Война казалась Меже пережитком далеких времен. К патриотическим тирадам он относился с иронией. Конечно, насмешку он умел скрывать, чтобы не обидеть других; так, он никогда не вышучивал своей жены, верившей в лурдские чудеса: он пожимал плечами – средневековье, но давал ей деньги, которые она тратила на содержание различных часовен. Меже считал, что война была законной, когда нации жили замкнутой жизнью. Но теперь интересы народов переплелись. Американцы не могут жить без английского каучука. Немцам нужна нефть; они зависят от Детердинга или от большевиков. Французы зависят от всех… К чему же воевать? Если бы Европой правили не безумцы, но деловые люди вроде Меже, можно было бы договориться.

С первых дней войны Меже не верил в победу союзников; сомневался он и в немецкой победе; говорил себе – на этом выиграет третий. Он пытался остановить машину; ездил в Мадрид, разговаривал с немцами. Зимой ему казалось, что рассудок возьмет верх, но события развернулись иначе. Ушел Чемберлен. Затравили Бонне. И вот настал май…

Пока не поздно, нужно одуматься, спасти то, что еще можно спасти. Франция проиграла войну. Когда-то эти слова потрясли бы всех: для французов Франция была вселенной. А теперь… Конечно, Гитлеру приходится считаться с настроением немцев: они мстят за Версаль. Но Гитлер – умница. И потом, все это – вопрос чувств, для слезливых особ. Деруледы, слава богу, вывелись! Франция задолго до войны потеряла свое место. Плаксы поревут и успокоятся. А страна залечит свои раны…

И когда генерал Пикар, задыхаясь, сказал: «Но то, что вы предлагаете, – капитуляция», – Меже ответил: «Не будем бояться слов. Я предлагаю единственно целесообразное…»

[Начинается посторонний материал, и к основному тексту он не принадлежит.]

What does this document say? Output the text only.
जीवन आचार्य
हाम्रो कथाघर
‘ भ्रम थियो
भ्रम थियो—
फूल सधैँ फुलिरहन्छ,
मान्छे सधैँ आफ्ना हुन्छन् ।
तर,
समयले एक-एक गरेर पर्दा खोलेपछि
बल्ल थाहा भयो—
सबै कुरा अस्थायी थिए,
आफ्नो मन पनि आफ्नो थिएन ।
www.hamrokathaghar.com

Тогда произошло невероятное: в чопорном кабинете, возле бюста Наполеона, генерал заплакал. Понятно, если плачут мидинетки… Но Пикар не ребенок. Он знал, на что мы идем. Это друг Бретейля… Он сам много раз говорил: «Нас разобьют…» Почему же он испугался слова «капитуляция»?

– Я повторяю – это единственный выход. Судьба северной армии предрешена. Бельгийцы вышли из игры. Англичане еще разыгрывают неприступных девиц. Но когда немцы налетят на Лондон, добродетель кончится… Нам выгодней опередить англичан, хотя бы в сепаратном мире. Если мы будем продолжать войну, Гитлер займет Париж, итальянцы – Марсель. А в Лионе будет Коммуна. Что важнее сохранить: старые границы или цивилизацию? Еще две недели, и выступят коммунисты…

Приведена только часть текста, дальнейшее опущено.